Former association football club in England

Darwen Rovers F.C. was an association football club from Darwen, Lancashire, active in the late 19th century.

==History==

The earliest reference to the club is from the 1877–78 season, a win over Lytham being noted in December 1877. Its first notable achievement came in the 1884–85 Lancashire Senior Cup, with an unexpected 4–2 win at Eagley - a regular FA Cup entrant - in the first round, put down to "mutiny being rife in [the Eagley] camp". Rossendale scratched to the Rovers in the second round, and in the third the Rovers of Darwen were not disgraced with a 4–1 defeat at the Rovers of Blackburn, albeit the hosts fielding a reserve side.

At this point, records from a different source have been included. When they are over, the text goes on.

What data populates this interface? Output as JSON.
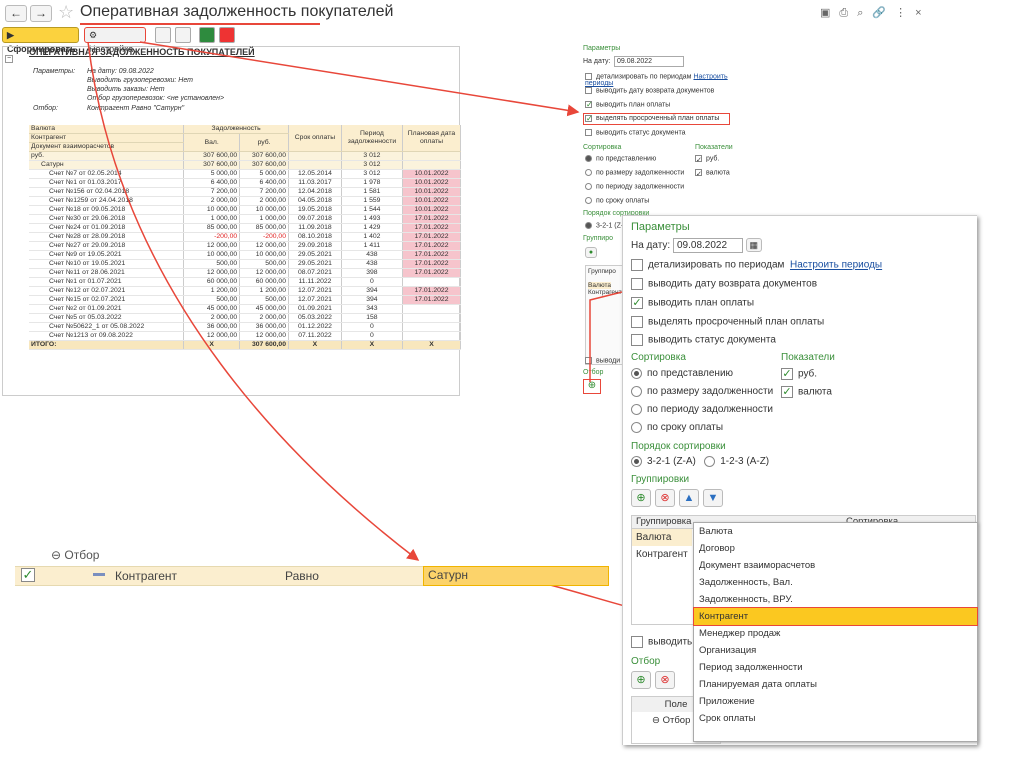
{
  "header": {
    "back": "←",
    "fwd": "→",
    "title": "Оперативная задолженность покупателей"
  },
  "toolbar": {
    "generate": "Сформировать",
    "settings": "Настройка"
  },
  "report": {
    "title": "ОПЕРАТИВНАЯ ЗАДОЛЖЕННОСТЬ ПОКУПАТЕЛЕЙ",
    "params_label": "Параметры:",
    "selection_label": "Отбор:",
    "params": [
      "На дату: 09.08.2022",
      "Выводить грузоперевозки: Нет",
      "Выводить заказы: Нет",
      "Отбор грузоперевозок: <не установлен>"
    ],
    "selection": "Контрагент Равно \"Сатурн\"",
    "headers": {
      "currency": "Валюта",
      "counterparty": "Контрагент",
      "doc": "Документ взаиморасчетов",
      "debt": "Задолженность",
      "val": "Вал.",
      "rub": "руб.",
      "term": "Срок оплаты",
      "period": "Период задолженности",
      "plan": "Плановая дата оплаты"
    },
    "group": {
      "name": "руб.",
      "val": "307 600,00",
      "rub": "307 600,00",
      "period": "3 012"
    },
    "sub": {
      "name": "Сатурн",
      "val": "307 600,00",
      "rub": "307 600,00",
      "period": "3 012"
    },
    "rows": [
      [
        "Счет №7 от 02.05.2014",
        "5 000,00",
        "5 000,00",
        "12.05.2014",
        "3 012",
        "10.01.2022"
      ],
      [
        "Счет №1 от 01.03.2017",
        "6 400,00",
        "6 400,00",
        "11.03.2017",
        "1 978",
        "10.01.2022"
      ],
      [
        "Счет №156 от 02.04.2018",
        "7 200,00",
        "7 200,00",
        "12.04.2018",
        "1 581",
        "10.01.2022"
      ],
      [
        "Счет №1259 от 24.04.2018",
        "2 000,00",
        "2 000,00",
        "04.05.2018",
        "1 559",
        "10.01.2022"
      ],
      [
        "Счет №18 от 09.05.2018",
        "10 000,00",
        "10 000,00",
        "19.05.2018",
        "1 544",
        "10.01.2022"
      ],
      [
        "Счет №30 от 29.06.2018",
        "1 000,00",
        "1 000,00",
        "09.07.2018",
        "1 493",
        "17.01.2022"
      ],
      [
        "Счет №24 от 01.09.2018",
        "85 000,00",
        "85 000,00",
        "11.09.2018",
        "1 429",
        "17.01.2022"
      ],
      [
        "Счет №28 от 28.09.2018",
        "-200,00",
        "-200,00",
        "08.10.2018",
        "1 402",
        "17.01.2022"
      ],
      [
        "Счет №27 от 29.09.2018",
        "12 000,00",
        "12 000,00",
        "29.09.2018",
        "1 411",
        "17.01.2022"
      ],
      [
        "Счет №9 от 19.05.2021",
        "10 000,00",
        "10 000,00",
        "29.05.2021",
        "438",
        "17.01.2022"
      ],
      [
        "Счет №10 от 19.05.2021",
        "500,00",
        "500,00",
        "29.05.2021",
        "438",
        "17.01.2022"
      ],
      [
        "Счет №11 от 28.06.2021",
        "12 000,00",
        "12 000,00",
        "08.07.2021",
        "398",
        "17.01.2022"
      ],
      [
        "Счет №1 от 01.07.2021",
        "60 000,00",
        "60 000,00",
        "11.11.2022",
        "0",
        ""
      ],
      [
        "Счет №12 от 02.07.2021",
        "1 200,00",
        "1 200,00",
        "12.07.2021",
        "394",
        "17.01.2022"
      ],
      [
        "Счет №15 от 02.07.2021",
        "500,00",
        "500,00",
        "12.07.2021",
        "394",
        "17.01.2022"
      ],
      [
        "Счет №2 от 01.09.2021",
        "45 000,00",
        "45 000,00",
        "01.09.2021",
        "343",
        ""
      ],
      [
        "Счет №5 от 05.03.2022",
        "2 000,00",
        "2 000,00",
        "05.03.2022",
        "158",
        ""
      ],
      [
        "Счет №50622_1 от 05.08.2022",
        "36 000,00",
        "36 000,00",
        "01.12.2022",
        "0",
        ""
      ],
      [
        "Счет №1213 от 09.08.2022",
        "12 000,00",
        "12 000,00",
        "07.11.2022",
        "0",
        ""
      ]
    ],
    "total": {
      "label": "ИТОГО:",
      "val": "X",
      "rub": "307 600,00",
      "term": "X",
      "period": "X",
      "plan": "X"
    }
  },
  "panel": {
    "params": "Параметры",
    "on_date": "На дату:",
    "date": "09.08.2022",
    "opt1": "детализировать по периодам",
    "link": "Настроить периоды",
    "opt2": "выводить дату возврата документов",
    "opt3": "выводить план оплаты",
    "opt4": "выделять просроченный план оплаты",
    "opt5": "выводить статус документа",
    "sort": "Сортировка",
    "indicators": "Показатели",
    "s1": "по представлению",
    "s2": "по размеру задолженности",
    "s3": "по периоду задолженности",
    "s4": "по сроку оплаты",
    "i1": "руб.",
    "i2": "валюта",
    "order": "Порядок сортировки",
    "o1": "3-2-1 (Z-A)",
    "o2": "1-2-3 (A-Z)",
    "groupings": "Группировки",
    "col_grouping": "Группировка",
    "col_sort": "Сортировка",
    "g1": "Валюта",
    "g2": "Контрагент",
    "out": "выводить",
    "filter": "Отбор",
    "field": "Поле",
    "filter_node": "Отбор"
  },
  "dropdown": [
    "Валюта",
    "Договор",
    "Документ взаиморасчетов",
    "Задолженность, Вал.",
    "Задолженность, ВРУ.",
    "Контрагент",
    "Менеджер продаж",
    "Организация",
    "Период задолженности",
    "Планируемая дата оплаты",
    "Приложение",
    "Срок оплаты"
  ],
  "filter_zoom": {
    "title": "Отбор",
    "field": "Контрагент",
    "cond": "Равно",
    "value": "Сатурн"
  }
}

However, as an amateur side, the Rovers eschewed the senior competition henceforth, and played in the first Lancashire Junior Cup competition the next season. The club in fact made it all the way to the final, but lost 6–2 against Bell's Temperance of Accrington, the match played at Fleetwood Rangers. The club reached another final in 1888–89, this time the East Lancashire Charity Shield, against Oswaldtwistle Rovers, and again lost 6–2, the Darwen side complaining about rough play.

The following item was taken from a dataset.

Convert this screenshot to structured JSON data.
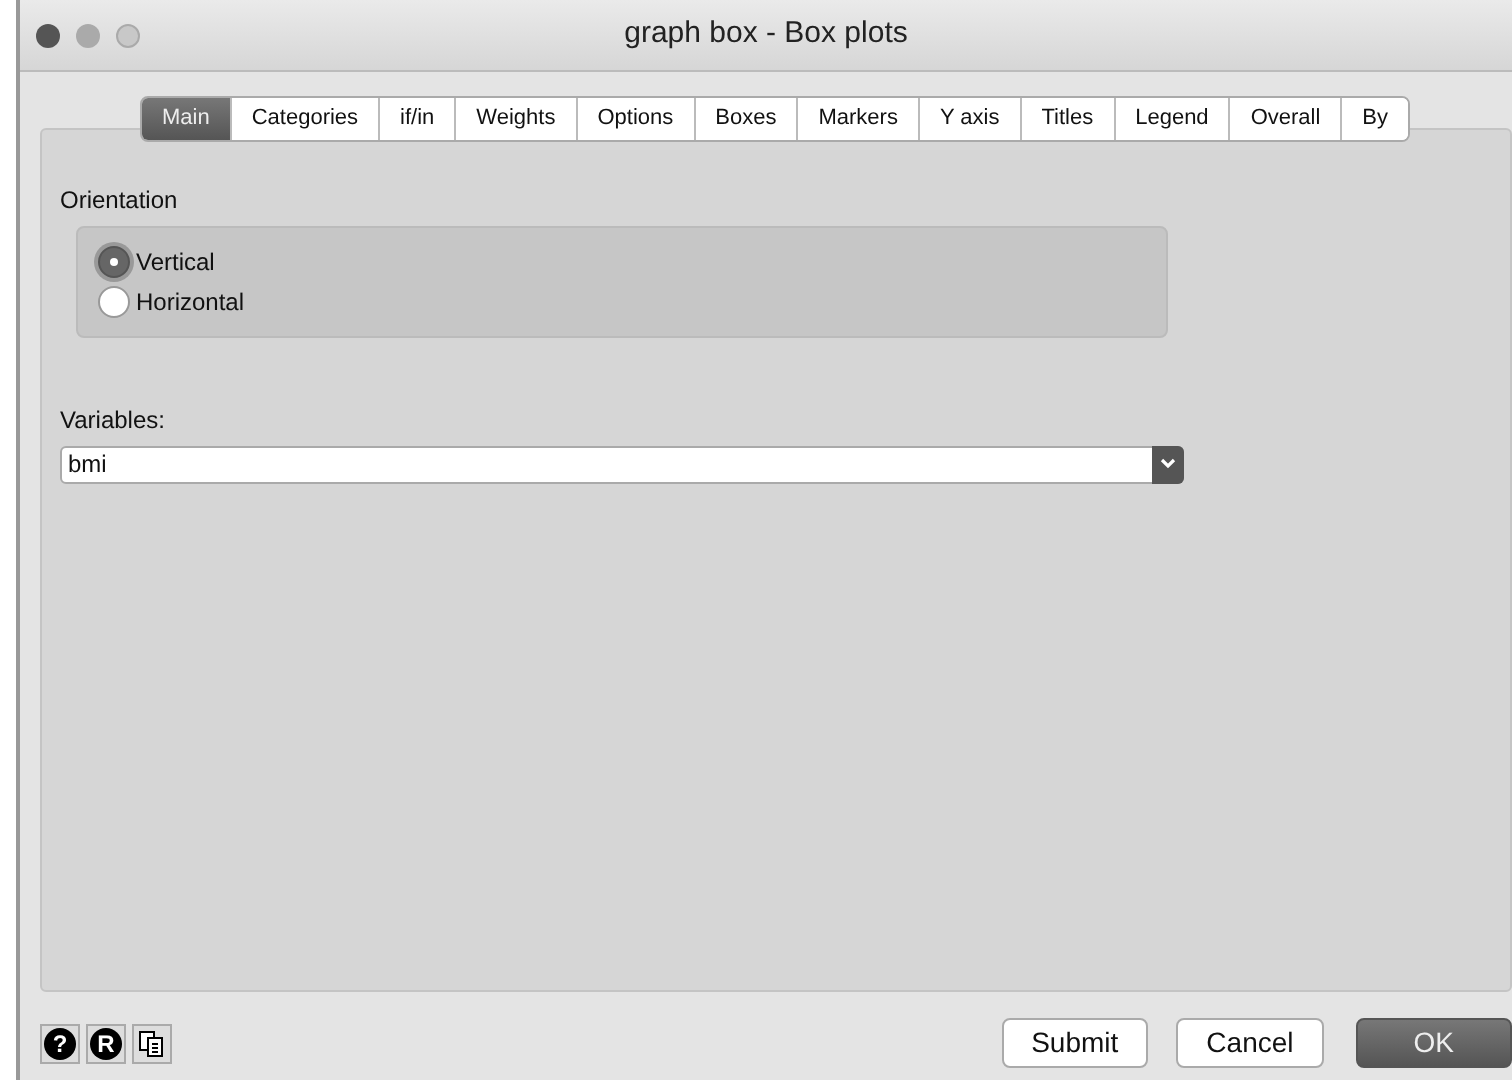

Having made a small profit in 1888–89 (£5 5/ on an income of just under £63), the club was a founder member of the North-east Lancashire League in 1889–90, and finished 4th of the 11 clubs in the initial season, with 11 wins, 1 draw, and 8 defeats in its 20 matches. It also gained a revenge against Oswaldtwistle Rovers in the semi-final of the Charity Shield, beating them 3–1 at the Pothouse, with Singleton and Smith, plus an own goal by goalkeeper Duckett, giving Rovers a three goal half-time lead. Darwen's defeat in the final to Witton was overturned after a successful protest that the winner came after time had expired, but Witton nevertheless won at the second time of asking, 3–1, at Blackburn Rovers' Leamington Road ground.

However, it suffered a humiliating 10–2 defeat at Blackpool in the first round of the Junior Cup, having sold home advantage, and the 1891–92 season was a disaster. The club finished bottom of the North-east Lancashire League (which was now allowing reserve sides from Football League clubs), recording 11 points from 18 games, was not re-elected to the competition, and wound up as a consequence.

==Colours==

The club wore blue and white.

==Ground==

The club played at the Knowl Meadow, the former ground of Lower Darwen.

==Notable players==

- Jonty Entwistle, forward, who played for the club in 1884–85.